250 F2d 382 Application of Henry C Pfaff Jr
250 F.2d 382
Application of Henry C. PFAFF, Jr.
Patent Appeal No. 6309.
United States Court of Customs and Patent Appeals.
December 13, 1957.
Harry Sommers, Newark, N. J. (William A. Smith, Jr., Washington, D. C., of counsel), for appellant.
Clarence W. Moore, Washington, D. C. (Arthur H. Behrens, Washington, D. C., of counsel), for the Commissioner of Patents.
Before JOHNSON, Chief Judge, and O'CONNELL, WORLEY, RICH, and JACKSON (retired), Judges.
This is an appeal from the decision of the Board of Appeals of the United States Patent Office affirming the Primary Examiner's rejection of claims 18 and 19 of appellant's application for a patent on a traffic light holder, on the ground of lack of invention over a single prior patent.
The appealed claims are:
"18. A traffic light holder comprising a pair of spaced parallel bars integrally connected at one end by an arcuate end member defining, with said bars, a U-shaped frame, the free ends of said bars being adapted to be secured to a vertical traffic pole by clamp means to dispose the frame horizontally pendantly therefrom, a member of `I' outline having open ends slidably positioned on said bar members, means engaging the ends of said `I' member in predetermined relation to the frame end member, cooperating means on said `I' member and the end member of the U-shaped frame for holding the traffic light unit suspended within the frame intermediate the `I' member, end member and bar members of the frame, and means on said frame to receive a guying member secured at its opposite end to the traffic pole at a point above the points at which the free ends of the frame are secured to the pole, to stabilize the frame on the pole.
"19. In a traffic light holder as set forth in claim 18, a second member of `I' outline slidably positioned on the frame between the first mentioned `I' member and the free ends of the frame, and means engaging the second `I' member and the frame to fix the position of the second `I' member on the frame, to stabilize the frame."

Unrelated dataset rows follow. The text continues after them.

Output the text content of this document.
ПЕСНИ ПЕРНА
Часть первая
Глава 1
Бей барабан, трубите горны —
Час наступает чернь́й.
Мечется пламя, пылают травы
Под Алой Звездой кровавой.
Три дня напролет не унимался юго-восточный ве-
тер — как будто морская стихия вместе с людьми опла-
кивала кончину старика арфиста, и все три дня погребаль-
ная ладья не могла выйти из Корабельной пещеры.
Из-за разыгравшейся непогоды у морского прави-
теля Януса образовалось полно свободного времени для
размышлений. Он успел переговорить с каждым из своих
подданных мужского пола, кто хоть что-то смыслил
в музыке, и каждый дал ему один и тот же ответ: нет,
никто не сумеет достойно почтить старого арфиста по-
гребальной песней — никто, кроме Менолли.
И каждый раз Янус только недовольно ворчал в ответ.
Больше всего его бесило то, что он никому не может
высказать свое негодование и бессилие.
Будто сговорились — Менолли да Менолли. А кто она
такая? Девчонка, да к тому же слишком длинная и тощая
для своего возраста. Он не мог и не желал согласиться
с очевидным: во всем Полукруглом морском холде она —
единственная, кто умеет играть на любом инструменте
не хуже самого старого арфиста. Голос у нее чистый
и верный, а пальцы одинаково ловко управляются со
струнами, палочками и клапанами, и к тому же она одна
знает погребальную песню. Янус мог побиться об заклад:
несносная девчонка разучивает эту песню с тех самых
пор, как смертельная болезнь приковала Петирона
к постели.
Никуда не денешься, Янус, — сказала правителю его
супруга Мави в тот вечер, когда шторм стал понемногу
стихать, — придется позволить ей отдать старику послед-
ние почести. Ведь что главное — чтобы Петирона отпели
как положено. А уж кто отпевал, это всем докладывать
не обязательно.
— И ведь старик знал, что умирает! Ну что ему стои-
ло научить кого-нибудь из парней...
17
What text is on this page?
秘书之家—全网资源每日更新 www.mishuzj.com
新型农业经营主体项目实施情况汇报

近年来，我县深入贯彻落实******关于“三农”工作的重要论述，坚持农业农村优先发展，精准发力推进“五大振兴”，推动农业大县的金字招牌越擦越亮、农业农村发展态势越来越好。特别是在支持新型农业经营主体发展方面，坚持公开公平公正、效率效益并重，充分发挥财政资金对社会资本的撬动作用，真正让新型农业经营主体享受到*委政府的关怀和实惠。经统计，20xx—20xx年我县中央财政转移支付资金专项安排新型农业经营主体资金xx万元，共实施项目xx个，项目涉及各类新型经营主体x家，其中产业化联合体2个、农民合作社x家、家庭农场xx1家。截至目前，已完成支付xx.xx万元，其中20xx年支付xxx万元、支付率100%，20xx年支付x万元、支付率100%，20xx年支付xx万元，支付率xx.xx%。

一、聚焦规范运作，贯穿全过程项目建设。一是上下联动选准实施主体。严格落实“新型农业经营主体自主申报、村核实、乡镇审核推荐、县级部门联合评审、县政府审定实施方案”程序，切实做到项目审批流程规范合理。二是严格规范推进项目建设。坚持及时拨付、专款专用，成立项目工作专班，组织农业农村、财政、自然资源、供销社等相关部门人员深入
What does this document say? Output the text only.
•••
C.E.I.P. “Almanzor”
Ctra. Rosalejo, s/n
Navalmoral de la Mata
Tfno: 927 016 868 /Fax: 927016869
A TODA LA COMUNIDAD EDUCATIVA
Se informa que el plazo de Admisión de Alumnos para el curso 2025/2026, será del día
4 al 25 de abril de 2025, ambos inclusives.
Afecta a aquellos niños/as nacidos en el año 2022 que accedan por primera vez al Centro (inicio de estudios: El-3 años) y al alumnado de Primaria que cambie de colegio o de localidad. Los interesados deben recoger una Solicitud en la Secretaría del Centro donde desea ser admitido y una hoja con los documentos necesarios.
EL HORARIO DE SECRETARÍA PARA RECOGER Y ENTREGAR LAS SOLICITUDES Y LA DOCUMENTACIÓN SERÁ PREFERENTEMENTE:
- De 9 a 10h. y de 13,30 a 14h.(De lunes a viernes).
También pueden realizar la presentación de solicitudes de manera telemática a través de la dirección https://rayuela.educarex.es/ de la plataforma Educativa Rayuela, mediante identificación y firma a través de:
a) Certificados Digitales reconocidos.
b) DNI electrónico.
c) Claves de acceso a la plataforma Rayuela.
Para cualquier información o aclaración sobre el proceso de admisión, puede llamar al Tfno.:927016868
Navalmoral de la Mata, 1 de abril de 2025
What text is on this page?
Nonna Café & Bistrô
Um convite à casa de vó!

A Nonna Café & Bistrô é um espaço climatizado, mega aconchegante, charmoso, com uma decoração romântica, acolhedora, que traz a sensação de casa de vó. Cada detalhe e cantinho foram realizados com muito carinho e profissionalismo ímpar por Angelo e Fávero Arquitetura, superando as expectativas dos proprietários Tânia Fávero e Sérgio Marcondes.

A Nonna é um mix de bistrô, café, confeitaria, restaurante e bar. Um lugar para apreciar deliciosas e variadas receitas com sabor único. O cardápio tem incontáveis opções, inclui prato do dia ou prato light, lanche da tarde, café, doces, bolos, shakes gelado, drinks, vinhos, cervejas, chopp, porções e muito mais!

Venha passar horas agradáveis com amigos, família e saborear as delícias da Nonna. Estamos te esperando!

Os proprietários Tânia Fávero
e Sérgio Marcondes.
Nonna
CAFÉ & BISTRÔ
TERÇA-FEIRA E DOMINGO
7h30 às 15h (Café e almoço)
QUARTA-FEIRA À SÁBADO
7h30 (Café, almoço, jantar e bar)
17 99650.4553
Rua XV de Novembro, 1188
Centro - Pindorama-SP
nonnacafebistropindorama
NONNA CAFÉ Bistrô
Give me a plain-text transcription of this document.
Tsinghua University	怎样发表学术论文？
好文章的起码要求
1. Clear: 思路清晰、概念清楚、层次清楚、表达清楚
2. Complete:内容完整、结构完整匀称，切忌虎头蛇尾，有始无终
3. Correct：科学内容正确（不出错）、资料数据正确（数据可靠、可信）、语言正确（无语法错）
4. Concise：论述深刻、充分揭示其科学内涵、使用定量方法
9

The reference relied on is
Ganster 1,601,819 October 5, 1926.
The device disclosed by appellant's application comprises an elongated U-shaped frame formed of a single piece of tubular material, the free ends of which are secured to a vertical pole by means of clamps, so that the frame extends horizontally from the pole. A guy wire is provided which extends from a point near the top of the pole to the outer end of the frame. Two "I" members are provided, each consisting of a straight section of tubing secured at its ends to coupling members which are slidably mounted on the horizontal arms of the frame and which may be fixed at any desired position thereon by means of set screws. One of the "I" members serves merely as a brace while the other is fixed at such a distance from the closed end of the frame as to provide a space for receiving the traffic light. Cooperating bracket members are provided on this "I" member and on the closed end of the frame for holding the light suspended within the frame.
The Ganster patent shows a sign which is mounted in a frame composed of four tubular elements, two of which extend horizontally and are provided at one end with flattened portions adapted to be connected to a building or other support, while the other two extend vertically and are connected at their ends to couplings which are slidably mounted on the horizontal members and are adapted to be secured in any desired position thereon by means of pins which extend through openings in the coupling and through a selected one of a number of openings in the horizontal members. As shown, one vertical member is fixed at the end of the horizontal members opposite the support, while the other vertical member is located at such a point that the sign is accommodated between the vertical members. The vertical members and couplings form "I" members similar to those of appellant's application. Both the vertical and horizontal members are provided with longitudinal slits, which receive the edges of the sign when the parts are in assembled position, so that the sign is clamped in a rigid rectangular frame formed by the members. One of the horizontal members is provided with an eyelet for connection with a guy-rope or wire.
It will be seen from the foregoing description that appellant's device comprises a frame having three of its four sides formed of a single-piece U-shaped frame and providing a space within which a traffic light may be suspended, whereas Ganster provides a number of separate elements which are fitted rigidly together about a sign and then secured in position. Those distinctions are properly brought out in the appealed claims and, in our opinion, are sufficient to render them patentable.
The idea of suspending an object within a frame is wholly foreign to Ganster's disclosure. The tubular members are designed to be fitted around a particular sign to form a rigid frame which engages the sign throughout its entire periphery, as distinguished from appellant's structure in which the holder is a complete separate unit providing a frame within which the traffic light may be suspended and adjusted to the desired position.
It does not seem likely that it would occur to anyone seeking to design a holder for a traffic light that the single reference relied on by the Patent Office could be modified for that purpose. Nor did the Patent Office cite any other references suggesting appellant's device.
Appellant has provided a simple, unitary article which differs materially, both in structure and function, from the reference relied on by the Patent Office tribunals. The differences are properly brought out in the appealed claims, which are limited to the advance made by appellant over the prior art. Under such circumstances we think the claims should have been allowed. Accordingly, the decision of the Board of Appeals is reversed.
JACKSON, J., retired, recalled to participate.